There's yet another problem: white flight. About forty high school students from Superior attend Ray High in Kearny, 22 miles away. Under state law, they can attend whatever high school they want, as long as that school's district will have them.

"Twenty percent of the kids in Superior are Anglo, but half of the students that go to school elsewhere are Anglo," says Hoffman. "That's white flight. Our teachers are good teachers, and I'm not just saying that. It's the tools we give them to work with that trouble us. Doggone it, there's an inequity. Better facilities have a direct bearing on better education."

Trying to get someone to look at his plight, Hoffman wrote last October to the federal Office of Civil Rights, complaining of a "pattern of segregation." The feds didn't write back. After Hoffman pestered them with a few calls, an official told him that maybe the Justice Department could help. Hoffman hasn't contacted Justice yet.

"What might have to happen isn't pleasant," he says. "Maybe if some parents in Superior think that their kids aren't getting equal educational opportunities or are somehow being discriminated against and sue the state, we might get some help. I don't believe in management by crisis or management by Band-Aid, but it's pretty desperate.
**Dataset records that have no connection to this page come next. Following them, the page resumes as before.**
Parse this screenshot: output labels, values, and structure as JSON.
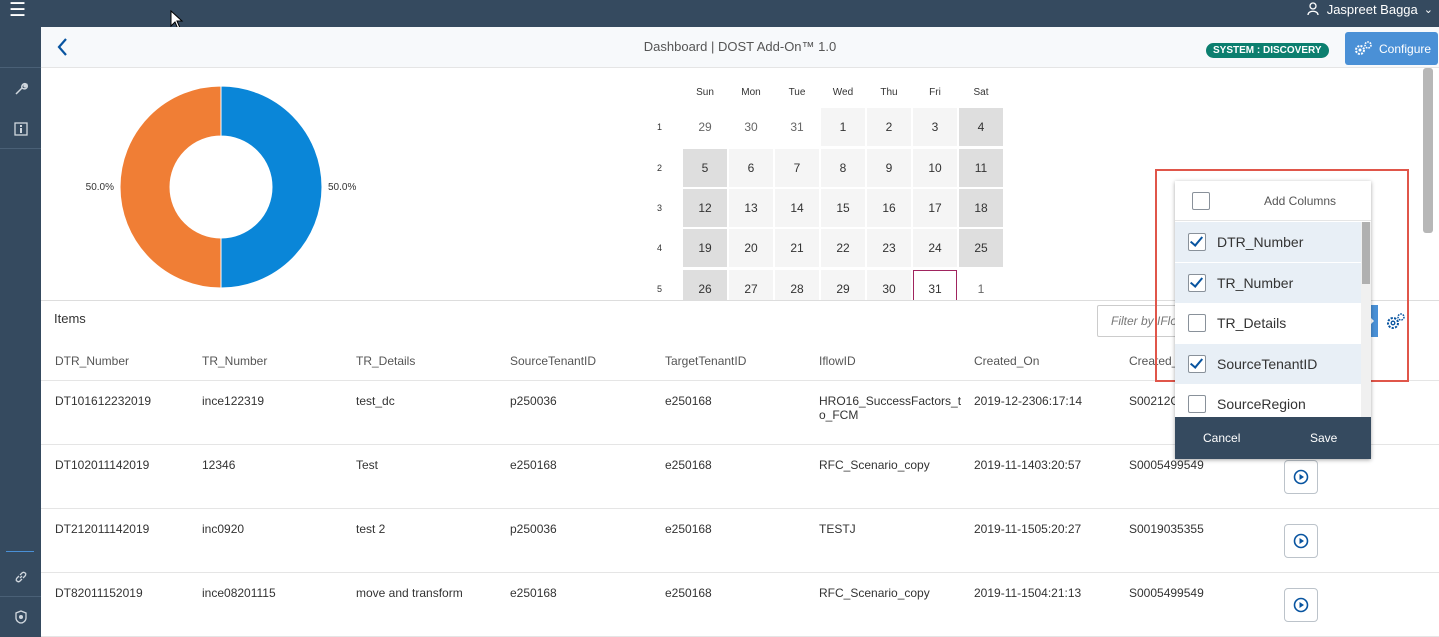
{
  "topbar": {
    "menu_icon": "hamburger-icon",
    "user_name": "Jaspreet Bagga"
  },
  "sidebar": {
    "icons": [
      "wrench-icon",
      "info-icon",
      "link-icon",
      "badge-icon"
    ]
  },
  "header": {
    "title": "Dashboard | DOST Add-On™ 1.0",
    "system_badge": "SYSTEM : DISCOVERY",
    "configure_label": "Configure"
  },
  "chart_data": {
    "type": "pie",
    "categories": [
      "",
      ""
    ],
    "values": [
      50.0,
      50.0
    ],
    "labels": [
      "50.0%",
      "50.0%"
    ],
    "colors": [
      "#0a86d8",
      "#f07e35"
    ],
    "donut": true
  },
  "calendar": {
    "days": [
      "Sun",
      "Mon",
      "Tue",
      "Wed",
      "Thu",
      "Fri",
      "Sat"
    ],
    "weeks": [
      {
        "num": "1",
        "dates": [
          "29",
          "30",
          "31",
          "1",
          "2",
          "3",
          "4"
        ]
      },
      {
        "num": "2",
        "dates": [
          "5",
          "6",
          "7",
          "8",
          "9",
          "10",
          "11"
        ]
      },
      {
        "num": "3",
        "dates": [
          "12",
          "13",
          "14",
          "15",
          "16",
          "17",
          "18"
        ]
      },
      {
        "num": "4",
        "dates": [
          "19",
          "20",
          "21",
          "22",
          "23",
          "24",
          "25"
        ]
      },
      {
        "num": "5",
        "dates": [
          "26",
          "27",
          "28",
          "29",
          "30",
          "31",
          "1"
        ]
      }
    ]
  },
  "items": {
    "title": "Items",
    "filter_placeholder": "Filter by IFlow",
    "columns": [
      "DTR_Number",
      "TR_Number",
      "TR_Details",
      "SourceTenantID",
      "TargetTenantID",
      "IflowID",
      "Created_On",
      "Created_"
    ],
    "rows": [
      [
        "DT101612232019",
        "ince122319",
        "test_dc",
        "p250036",
        "e250168",
        "HRO16_SuccessFactors_t o_FCM",
        "2019-12-2306:17:14",
        "S00212C"
      ],
      [
        "DT102011142019",
        "12346",
        "Test",
        "e250168",
        "e250168",
        "RFC_Scenario_copy",
        "2019-11-1403:20:57",
        "S0005499549"
      ],
      [
        "DT212011142019",
        "inc0920",
        "test 2",
        "p250036",
        "e250168",
        "TESTJ",
        "2019-11-1505:20:27",
        "S0019035355"
      ],
      [
        "DT82011152019",
        "ince08201115",
        "move and transform",
        "e250168",
        "e250168",
        "RFC_Scenario_copy",
        "2019-11-1504:21:13",
        "S0005499549"
      ]
    ]
  },
  "columns_popup": {
    "title": "Add Columns",
    "options": [
      {
        "label": "DTR_Number",
        "checked": true
      },
      {
        "label": "TR_Number",
        "checked": true
      },
      {
        "label": "TR_Details",
        "checked": false
      },
      {
        "label": "SourceTenantID",
        "checked": true
      },
      {
        "label": "SourceRegion",
        "checked": false
      }
    ],
    "cancel_label": "Cancel",
    "save_label": "Save"
  }
}
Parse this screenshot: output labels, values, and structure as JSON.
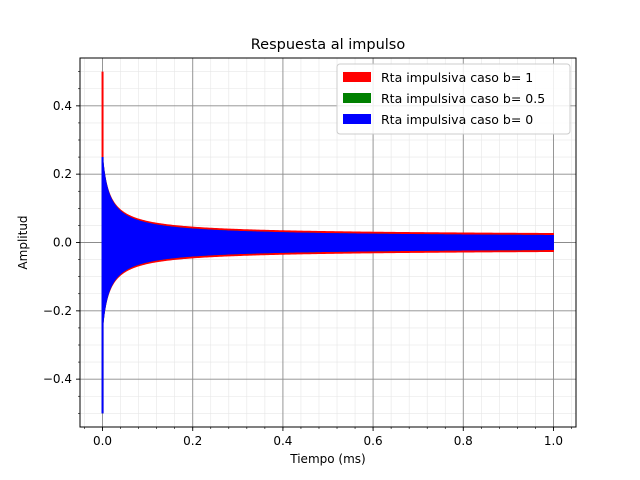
{
  "chart_data": {
    "type": "line",
    "title": "Respuesta al impulso",
    "xlabel": "Tiempo (ms)",
    "ylabel": "Amplitud",
    "xlim": [
      -0.05,
      1.05
    ],
    "ylim": [
      -0.54,
      0.54
    ],
    "xticks": [
      0.0,
      0.2,
      0.4,
      0.6,
      0.8,
      1.0
    ],
    "xtick_labels": [
      "0.0",
      "0.2",
      "0.4",
      "0.6",
      "0.8",
      "1.0"
    ],
    "yticks": [
      -0.4,
      -0.2,
      0.0,
      0.2,
      0.4
    ],
    "ytick_labels": [
      "−0.4",
      "−0.2",
      "0.0",
      "0.2",
      "0.4"
    ],
    "grid": "major and minor",
    "legend_position": "top-right",
    "series": [
      {
        "name": "Rta impulsiva caso b= 1",
        "color": "#ff0000",
        "peak_max": 0.5,
        "peak_min": -0.5,
        "envelope_end": 0.015,
        "x": [
          0.0,
          1.0
        ]
      },
      {
        "name": "Rta impulsiva caso b= 0.5",
        "color": "#008000",
        "peak_max": 0.25,
        "peak_min": -0.5,
        "envelope_end": 0.012,
        "x": [
          0.0,
          1.0
        ]
      },
      {
        "name": "Rta impulsiva caso b= 0",
        "color": "#0000ff",
        "peak_max": 0.25,
        "peak_min": -0.5,
        "envelope_end": 0.012,
        "x": [
          0.0,
          1.0
        ]
      }
    ]
  }
}
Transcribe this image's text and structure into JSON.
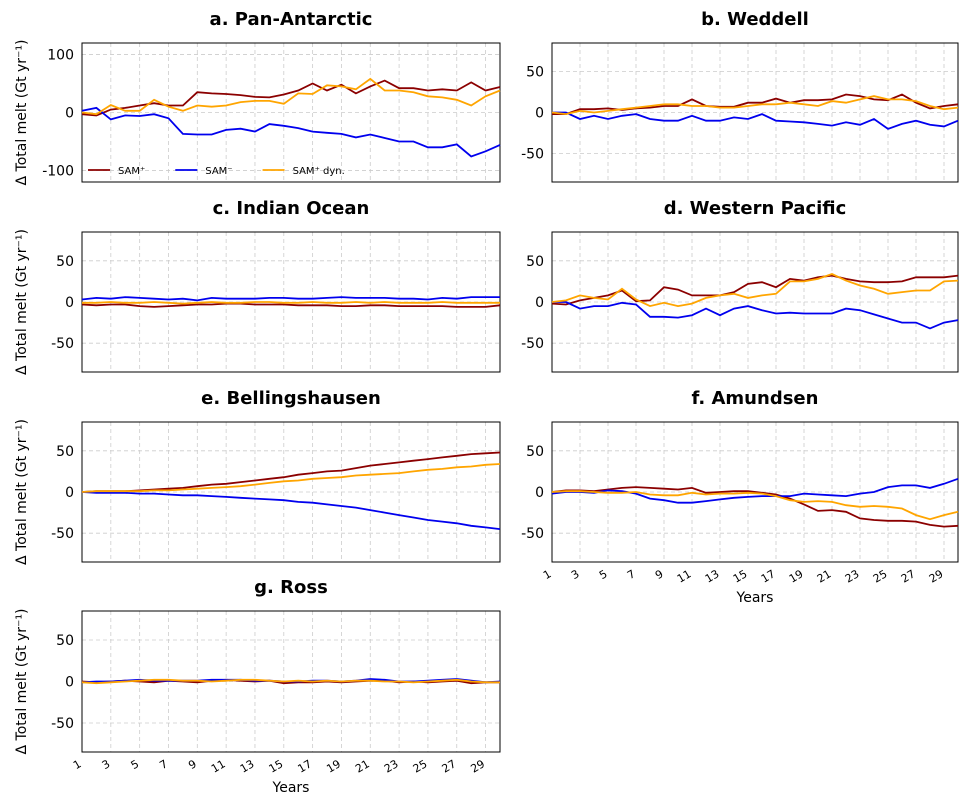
{
  "chart_data": [
    {
      "type": "line",
      "title": "a. Pan-Antarctic",
      "ylabel": "Δ Total melt (Gt yr⁻¹)",
      "legend": "lower left",
      "grid": true,
      "x": [
        1,
        2,
        3,
        4,
        5,
        6,
        7,
        8,
        9,
        10,
        11,
        12,
        13,
        14,
        15,
        16,
        17,
        18,
        19,
        20,
        21,
        22,
        23,
        24,
        25,
        26,
        27,
        28,
        29,
        30
      ],
      "xlim": [
        1,
        30
      ],
      "xticks": [
        1,
        3,
        5,
        7,
        9,
        11,
        13,
        15,
        17,
        19,
        21,
        23,
        25,
        27,
        29
      ],
      "xtick_labels": false,
      "ylim": [
        -120,
        120
      ],
      "yticks": [
        -100,
        0,
        100
      ],
      "series": [
        {
          "name": "SAM⁺",
          "color": "#8b0000",
          "values": [
            -3,
            -5,
            5,
            8,
            12,
            16,
            12,
            12,
            35,
            33,
            32,
            30,
            27,
            26,
            31,
            38,
            50,
            38,
            48,
            33,
            45,
            55,
            42,
            42,
            38,
            40,
            38,
            52,
            38,
            44
          ]
        },
        {
          "name": "SAM⁻",
          "color": "#0000ee",
          "values": [
            3,
            8,
            -12,
            -5,
            -6,
            -3,
            -10,
            -37,
            -38,
            -38,
            -30,
            -28,
            -33,
            -20,
            -23,
            -27,
            -33,
            -35,
            -37,
            -43,
            -38,
            -44,
            -50,
            -50,
            -60,
            -60,
            -55,
            -76,
            -67,
            -56
          ]
        },
        {
          "name": "SAM⁺ dyn.",
          "color": "#ffa500",
          "values": [
            0,
            -3,
            13,
            3,
            3,
            22,
            10,
            3,
            12,
            10,
            12,
            18,
            20,
            20,
            15,
            33,
            32,
            47,
            45,
            40,
            58,
            38,
            38,
            35,
            28,
            26,
            22,
            12,
            28,
            38
          ]
        }
      ]
    },
    {
      "type": "line",
      "title": "b. Weddell",
      "grid": true,
      "x": [
        1,
        2,
        3,
        4,
        5,
        6,
        7,
        8,
        9,
        10,
        11,
        12,
        13,
        14,
        15,
        16,
        17,
        18,
        19,
        20,
        21,
        22,
        23,
        24,
        25,
        26,
        27,
        28,
        29,
        30
      ],
      "xlim": [
        1,
        30
      ],
      "xticks": [
        1,
        3,
        5,
        7,
        9,
        11,
        13,
        15,
        17,
        19,
        21,
        23,
        25,
        27,
        29
      ],
      "xtick_labels": false,
      "ylim": [
        -85,
        85
      ],
      "yticks": [
        -50,
        0,
        50
      ],
      "series": [
        {
          "color": "#8b0000",
          "values": [
            -2,
            -2,
            4,
            4,
            5,
            3,
            5,
            6,
            8,
            8,
            16,
            8,
            7,
            7,
            12,
            12,
            17,
            12,
            15,
            15,
            16,
            22,
            20,
            16,
            15,
            22,
            12,
            5,
            8,
            10
          ]
        },
        {
          "color": "#0000ee",
          "values": [
            0,
            0,
            -8,
            -4,
            -8,
            -4,
            -2,
            -8,
            -10,
            -10,
            -4,
            -10,
            -10,
            -6,
            -8,
            -2,
            -10,
            -11,
            -12,
            -14,
            -16,
            -12,
            -15,
            -8,
            -20,
            -14,
            -10,
            -15,
            -17,
            -10
          ]
        },
        {
          "color": "#ffa500",
          "values": [
            0,
            -2,
            2,
            0,
            2,
            4,
            6,
            8,
            10,
            10,
            8,
            8,
            6,
            6,
            8,
            10,
            10,
            12,
            10,
            8,
            14,
            12,
            16,
            20,
            16,
            16,
            14,
            8,
            4,
            6
          ]
        }
      ]
    },
    {
      "type": "line",
      "title": "c. Indian Ocean",
      "ylabel": "Δ Total melt (Gt yr⁻¹)",
      "grid": true,
      "x": [
        1,
        2,
        3,
        4,
        5,
        6,
        7,
        8,
        9,
        10,
        11,
        12,
        13,
        14,
        15,
        16,
        17,
        18,
        19,
        20,
        21,
        22,
        23,
        24,
        25,
        26,
        27,
        28,
        29,
        30
      ],
      "xlim": [
        1,
        30
      ],
      "xticks": [
        1,
        3,
        5,
        7,
        9,
        11,
        13,
        15,
        17,
        19,
        21,
        23,
        25,
        27,
        29
      ],
      "xtick_labels": false,
      "ylim": [
        -85,
        85
      ],
      "yticks": [
        -50,
        0,
        50
      ],
      "series": [
        {
          "color": "#8b0000",
          "values": [
            -3,
            -4,
            -3,
            -3,
            -5,
            -6,
            -5,
            -4,
            -3,
            -3,
            -2,
            -2,
            -3,
            -3,
            -3,
            -4,
            -4,
            -4,
            -5,
            -5,
            -4,
            -4,
            -5,
            -5,
            -5,
            -5,
            -6,
            -6,
            -6,
            -4
          ]
        },
        {
          "color": "#0000ee",
          "values": [
            3,
            5,
            4,
            6,
            5,
            4,
            3,
            4,
            2,
            5,
            4,
            4,
            4,
            5,
            5,
            4,
            4,
            5,
            6,
            5,
            5,
            5,
            4,
            4,
            3,
            5,
            4,
            6,
            6,
            6
          ]
        },
        {
          "color": "#ffa500",
          "values": [
            -1,
            -1,
            0,
            -1,
            -1,
            0,
            -1,
            -2,
            -1,
            0,
            -1,
            -1,
            0,
            0,
            -1,
            -1,
            0,
            -1,
            -1,
            0,
            -1,
            0,
            -1,
            -1,
            -1,
            0,
            -1,
            -1,
            -1,
            -1
          ]
        }
      ]
    },
    {
      "type": "line",
      "title": "d. Western Pacific",
      "grid": true,
      "x": [
        1,
        2,
        3,
        4,
        5,
        6,
        7,
        8,
        9,
        10,
        11,
        12,
        13,
        14,
        15,
        16,
        17,
        18,
        19,
        20,
        21,
        22,
        23,
        24,
        25,
        26,
        27,
        28,
        29,
        30
      ],
      "xlim": [
        1,
        30
      ],
      "xticks": [
        1,
        3,
        5,
        7,
        9,
        11,
        13,
        15,
        17,
        19,
        21,
        23,
        25,
        27,
        29
      ],
      "xtick_labels": false,
      "ylim": [
        -85,
        85
      ],
      "yticks": [
        -50,
        0,
        50
      ],
      "series": [
        {
          "color": "#8b0000",
          "values": [
            -2,
            -3,
            2,
            5,
            8,
            14,
            1,
            2,
            18,
            15,
            8,
            8,
            8,
            12,
            22,
            24,
            18,
            28,
            26,
            30,
            32,
            28,
            25,
            24,
            24,
            25,
            30,
            30,
            30,
            32
          ]
        },
        {
          "color": "#0000ee",
          "values": [
            0,
            0,
            -8,
            -5,
            -5,
            -1,
            -3,
            -18,
            -18,
            -19,
            -16,
            -8,
            -16,
            -8,
            -5,
            -10,
            -14,
            -13,
            -14,
            -14,
            -14,
            -8,
            -10,
            -15,
            -20,
            -25,
            -25,
            -32,
            -25,
            -22
          ]
        },
        {
          "color": "#ffa500",
          "values": [
            0,
            2,
            8,
            5,
            3,
            16,
            3,
            -5,
            -1,
            -5,
            -2,
            5,
            8,
            10,
            5,
            8,
            10,
            25,
            25,
            28,
            34,
            26,
            20,
            16,
            10,
            12,
            14,
            14,
            25,
            26
          ]
        }
      ]
    },
    {
      "type": "line",
      "title": "e. Bellingshausen",
      "ylabel": "Δ Total melt (Gt yr⁻¹)",
      "grid": true,
      "x": [
        1,
        2,
        3,
        4,
        5,
        6,
        7,
        8,
        9,
        10,
        11,
        12,
        13,
        14,
        15,
        16,
        17,
        18,
        19,
        20,
        21,
        22,
        23,
        24,
        25,
        26,
        27,
        28,
        29,
        30
      ],
      "xlim": [
        1,
        30
      ],
      "xticks": [
        1,
        3,
        5,
        7,
        9,
        11,
        13,
        15,
        17,
        19,
        21,
        23,
        25,
        27,
        29
      ],
      "xtick_labels": false,
      "ylim": [
        -85,
        85
      ],
      "yticks": [
        -50,
        0,
        50
      ],
      "series": [
        {
          "color": "#8b0000",
          "values": [
            0,
            1,
            1,
            1,
            2,
            3,
            4,
            5,
            7,
            9,
            10,
            12,
            14,
            16,
            18,
            21,
            23,
            25,
            26,
            29,
            32,
            34,
            36,
            38,
            40,
            42,
            44,
            46,
            47,
            48
          ]
        },
        {
          "color": "#0000ee",
          "values": [
            0,
            -1,
            -1,
            -1,
            -2,
            -2,
            -3,
            -4,
            -4,
            -5,
            -6,
            -7,
            -8,
            -9,
            -10,
            -12,
            -13,
            -15,
            -17,
            -19,
            -22,
            -25,
            -28,
            -31,
            -34,
            -36,
            -38,
            -41,
            -43,
            -45
          ]
        },
        {
          "color": "#ffa500",
          "values": [
            0,
            1,
            1,
            1,
            1,
            2,
            2,
            3,
            4,
            5,
            6,
            7,
            9,
            11,
            13,
            14,
            16,
            17,
            18,
            20,
            21,
            22,
            23,
            25,
            27,
            28,
            30,
            31,
            33,
            34
          ]
        }
      ]
    },
    {
      "type": "line",
      "title": "f. Amundsen",
      "xlabel": "Years",
      "grid": true,
      "x": [
        1,
        2,
        3,
        4,
        5,
        6,
        7,
        8,
        9,
        10,
        11,
        12,
        13,
        14,
        15,
        16,
        17,
        18,
        19,
        20,
        21,
        22,
        23,
        24,
        25,
        26,
        27,
        28,
        29,
        30
      ],
      "xlim": [
        1,
        30
      ],
      "xticks": [
        1,
        3,
        5,
        7,
        9,
        11,
        13,
        15,
        17,
        19,
        21,
        23,
        25,
        27,
        29
      ],
      "xtick_labels": true,
      "ylim": [
        -85,
        85
      ],
      "yticks": [
        -50,
        0,
        50
      ],
      "series": [
        {
          "color": "#8b0000",
          "values": [
            0,
            2,
            2,
            1,
            3,
            5,
            6,
            5,
            4,
            3,
            5,
            -1,
            0,
            1,
            1,
            -1,
            -3,
            -8,
            -15,
            -23,
            -22,
            -24,
            -32,
            -34,
            -35,
            -35,
            -36,
            -40,
            -42,
            -41
          ]
        },
        {
          "color": "#0000ee",
          "values": [
            -2,
            0,
            0,
            -1,
            2,
            1,
            -2,
            -8,
            -10,
            -13,
            -13,
            -11,
            -9,
            -7,
            -6,
            -5,
            -5,
            -5,
            -2,
            -3,
            -4,
            -5,
            -2,
            0,
            6,
            8,
            8,
            5,
            10,
            16
          ]
        },
        {
          "color": "#ffa500",
          "values": [
            0,
            1,
            1,
            0,
            -1,
            -1,
            0,
            -3,
            -4,
            -4,
            -1,
            -3,
            -2,
            -2,
            -1,
            -2,
            -5,
            -10,
            -12,
            -11,
            -12,
            -16,
            -18,
            -17,
            -18,
            -20,
            -28,
            -33,
            -28,
            -24
          ]
        }
      ]
    },
    {
      "type": "line",
      "title": "g. Ross",
      "ylabel": "Δ Total melt (Gt yr⁻¹)",
      "xlabel": "Years",
      "grid": true,
      "x": [
        1,
        2,
        3,
        4,
        5,
        6,
        7,
        8,
        9,
        10,
        11,
        12,
        13,
        14,
        15,
        16,
        17,
        18,
        19,
        20,
        21,
        22,
        23,
        24,
        25,
        26,
        27,
        28,
        29,
        30
      ],
      "xlim": [
        1,
        30
      ],
      "xticks": [
        1,
        3,
        5,
        7,
        9,
        11,
        13,
        15,
        17,
        19,
        21,
        23,
        25,
        27,
        29
      ],
      "xtick_labels": true,
      "ylim": [
        -85,
        85
      ],
      "yticks": [
        -50,
        0,
        50
      ],
      "series": [
        {
          "color": "#8b0000",
          "values": [
            0,
            -1,
            0,
            1,
            0,
            -1,
            1,
            0,
            -1,
            1,
            2,
            1,
            0,
            1,
            -2,
            -1,
            -1,
            0,
            -1,
            0,
            1,
            1,
            -1,
            0,
            -1,
            0,
            1,
            -2,
            -1,
            -1
          ]
        },
        {
          "color": "#0000ee",
          "values": [
            -1,
            0,
            0,
            1,
            2,
            1,
            1,
            1,
            1,
            2,
            2,
            2,
            1,
            1,
            0,
            0,
            1,
            1,
            0,
            1,
            3,
            2,
            0,
            0,
            1,
            2,
            3,
            1,
            -1,
            0
          ]
        },
        {
          "color": "#ffa500",
          "values": [
            -1,
            -2,
            -1,
            0,
            1,
            2,
            2,
            1,
            1,
            0,
            1,
            2,
            2,
            1,
            0,
            1,
            0,
            1,
            0,
            1,
            1,
            0,
            0,
            -1,
            0,
            1,
            2,
            0,
            -1,
            -1
          ]
        }
      ]
    }
  ]
}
Make that very desperate."

Superior native Buck McRae, a 1988 Ray High graduate, says he switched schools for good reason. "I'm white, but that had nothing to do with it," says McRae, who has been hanging around Superior mulling his future since he graduated last May. "I wanted to take ROTC, and I couldn't get that here. I'm going to try to make something out of my life, and it's not going to be here. Going to Ray was my first step out. I'll get out of here, yes, sir."

It galls Russ Hoffman each school day morning when the Ray district sends a bus to the outskirts of Superior. "I'm just waiting for that sucker to come inside our town limits," he says. "I don't know what I'll do."

MERCHANT JOHN MITCHELL settles into his easy chair, getting ready to take his afternoon nap. After more than seventy years in Superior, he's playing out the string. Sometimes, he dwells on the old days.

"Was a hell of a place at one time," he says. "Was."
Superior was booming in 1916 when Mitchell Tibshraeny moved to town. Tibshraeny changed his last name to Mitchell and opened a clothing store. His son John graduated from Superior High in 1927, attended the University of Arizona for a year, then worked as an underground miner in Superior for a decade. A decorated hero in World War II, John Mitchell returned home and, in 1948, opened his own shop, the one he now refuses to board up.

He resists moving to the Valley. "I won't do it," Mitchell says. "My wife sometimes tells me she wouldn't mind trying someplace new one of these days."

Virginia Mitchell, a popular town councilmember, continues to iron some shirts. "No comment," she says.

John Mitchell stares out his sliding-glass doors toward nearby Superior High School. "I tell these kids, these Mexican kids," he says, "to get their education and then get out of here. I know, maybe I shouldn't talk like that. But hell, I've been here since 1916, so I should know what's up. You have to face reality.